Aksi yöndeki düşüncenin en saf hâlini ise aslında Sayın Ocak’ın yıllar içinde keskinleştirerek ifade ettiğini söylemek durumundayız. Ocak, 2009’da Bilecik’te düzenlenen Osmanlı İmparatorluğu’nun Kuruluş Meseleleri Sempozyumu’nda, Vefâî tarikatının ve Babaîlerin Osmanlı kuruluşunda fakihler, ahîler gibi birinci dereceden rol oynayan zümrelerden olduğunun ortaya çıktığı gözleminde bulunduktan sonra şöyle diyor:
“Bu gelişmenin tabii sonucu olarak, daha yakın zamanlara kadar bir Ahî olduğu kabul edilen Şeyh Edebalı’nın ise, Baba İlyas halifelerinden olması hasebiyle, aslında, bir Vefâî şeyhi olduğu görüldü. Hal böyle olunca, Edebalı’nın sadece yeğeni Ahi Hasan’dan dolayı bir Ahî reisi olduğu hakkındaki, eski kabulümüzü herhalde sorgulamamız gerekecektir. Zaten, Edebalı gerçekten bir ahi ise, kaynaklarda onun neden çok prestijli bu unvanla değil de “şeyh” unvanıyla anıldığı da cevap bekleyen bir başka sorudur.”

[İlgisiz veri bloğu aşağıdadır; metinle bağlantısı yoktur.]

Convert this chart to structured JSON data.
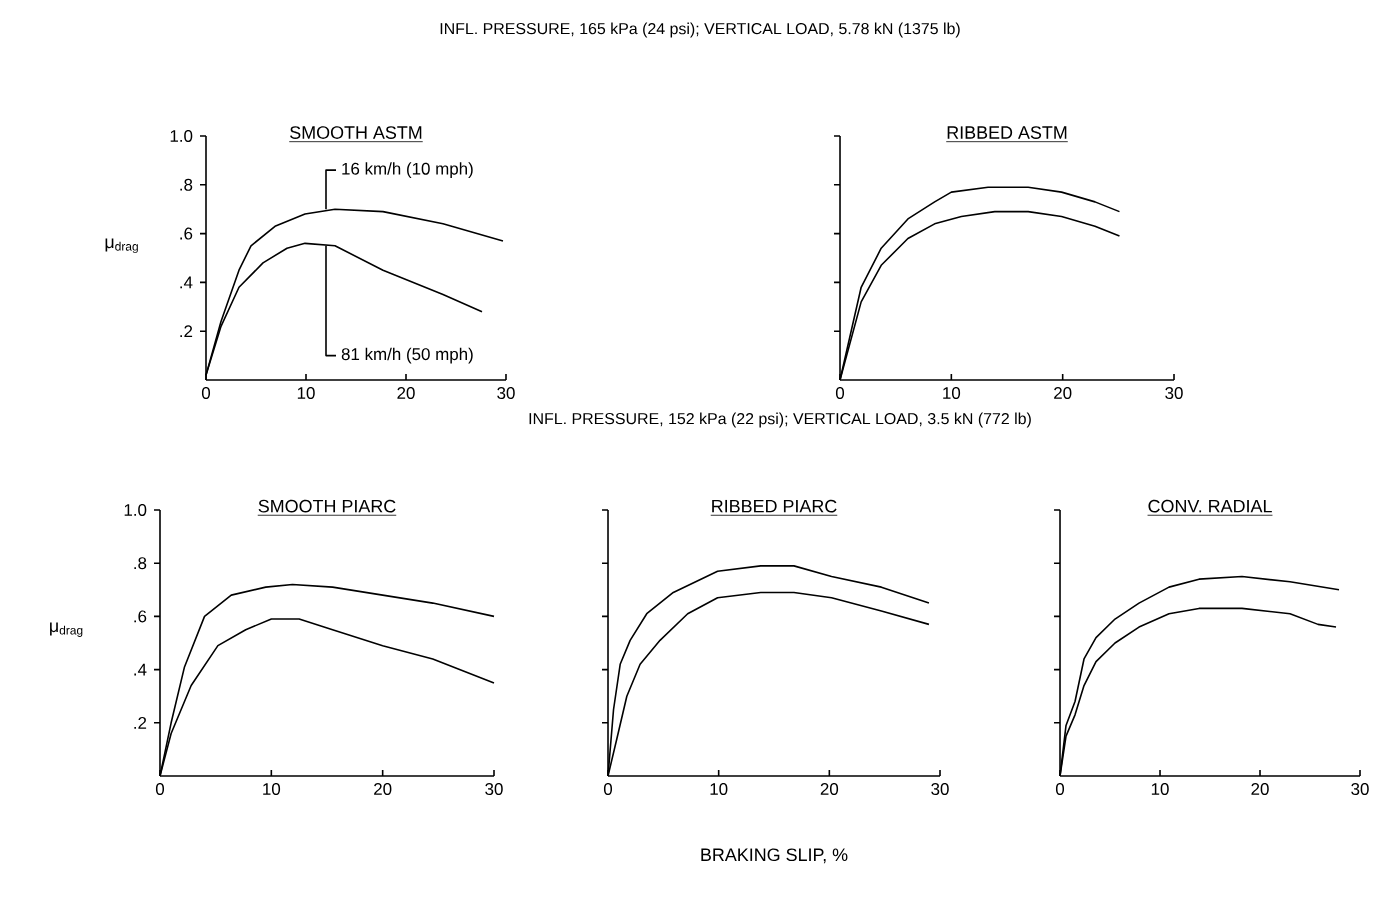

Evvela, sonuncu noktayı kolayca açıklayabiliriz sanıyorum çünkü “ahi” unvanının “şeyh”ten daha prestijli olduğunu gösteren herhangi bir veriye sahip değiliz. Bilâkis, zaviye işletenler arasındaki ahi bolluğuna göre şeyh unvanı taşıyanlar azınlıkta kalıyor. Saniyen, ahilik bir tarikat değildi ki ahi olarak anılanların kendilerine mahsus bir tarikat mensubiyeti de olmasın. Ahiliğin, Osmanlı beyliğinin kuruluşu döneminde ne anlama geldiğine şimdi girmeyelim, şehirlerde etkili olan ve fütüvvet ilkeleriyle hareket eden meslek teşekkülleri olduğu görüşü de her durumda doğru değildi. Barkan’ın dikkat çektiği gibi kırsal bölgelerde de ahiler vardı…
Aslında, Barkan’ın gördüğü çok sayıdaki kayıt içinde herhangi bir şekilde bir tarikat aidiyetinden bahis olanların sayısı çok azdır. Bu bağlamda, tahrir kaydında Edebâli’nin de hangi tarikata mensup olduğu belirtilmemiştir, sadece “Ede Şeyh” olarak geçiyor. Yalnızca ahi olarak kaydedilen başkalarının da pekâlâ, üstelik farklı tarikatlara üyelikleri olabilirdi. Kısacası, ahi olmayı tarikat mensubiyetine engel, tarikat üyeliğini de ahi olmayı dışlar bir şekilde göremeyiz gibime geliyor.